Le projet d’introduction en Bourse (IPO) de SpaceX, révélé par Reuters, prévoit de conférer à son PDG, Elon Musk, une autorité exécutive quasi illimitée. Ce plan restreint également les droits des actionnaires, notamment leur capacité à engager des poursuites contre l’entreprise.
Selon des extraits du document d’enregistrement de l’IPO consultés par l’agence, SpaceX combine plusieurs mécanismes pour consolider le contrôle de Musk et des autres dirigeants :
- Des actions à droits de vote multiples (« supervoting shares »)

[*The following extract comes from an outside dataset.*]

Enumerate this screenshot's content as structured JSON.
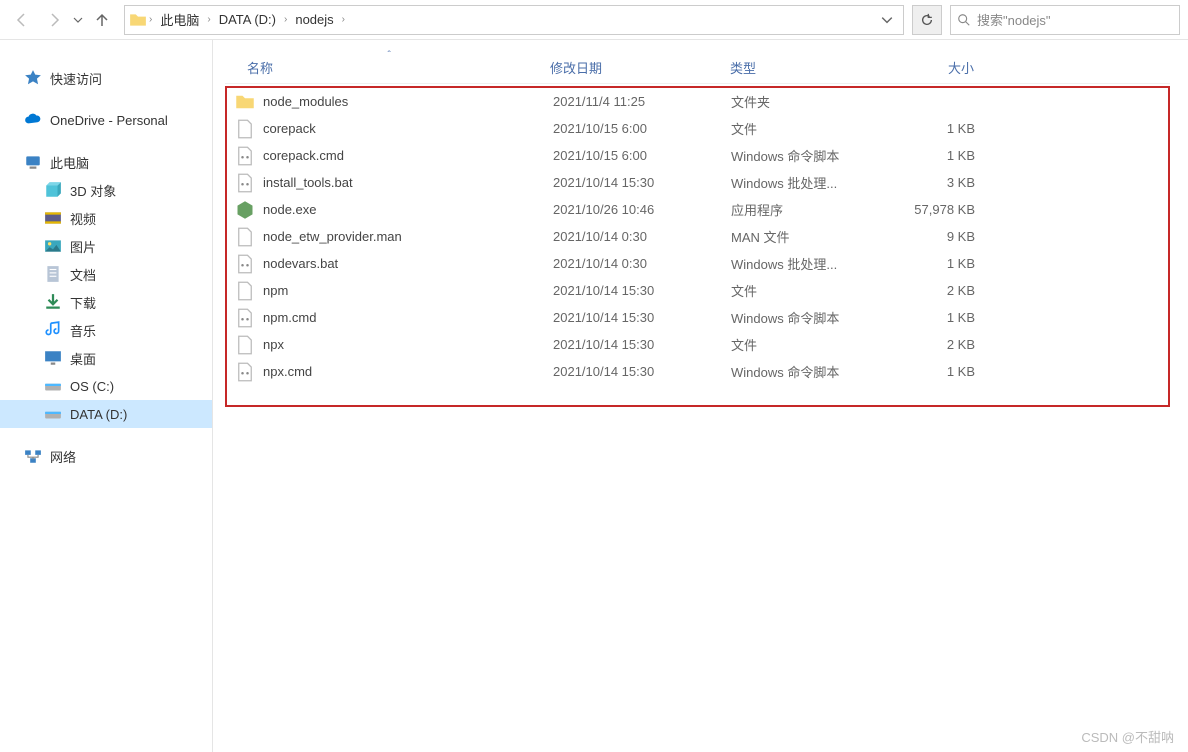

- L’arbitrage obligatoire pour les litiges
- Des règles plus strictes sur les propositions des actionnaires
- L’application du droit des sociétés du Texas
Ces mesures visent à empêcher les actionnaires de contester la gestion de l’entreprise, de poursuivre en justice ou d’imposer des votes sur des questions de gouvernance.
Reuters souligne que ces dispositions « érodent de manière sans précédent les protections habituelles des actionnaires ». Parmi les points les plus controversés :
- Seul Musk pourrait le licencier, car il conservera le contrôle majoritaire grâce aux actions à droits de vote multiples.
- Les actionnaires se verraient privés de leur droit de recours devant les tribunaux, au profit de l’arbitrage.
- Les possibilités de contester les décisions stratégiques ou financières de l’entreprise seraient drastiquement réduites.
Cette stratégie rappelle celle mise en place par Tesla, où un litige similaire avait retardé l’approbation d’un package de rémunération record pour Musk. Le projet de SpaceX pourrait donc reproduire des mécanismes déjà critiqués pour leur opacité et leur manque de transparence envers les investisseurs.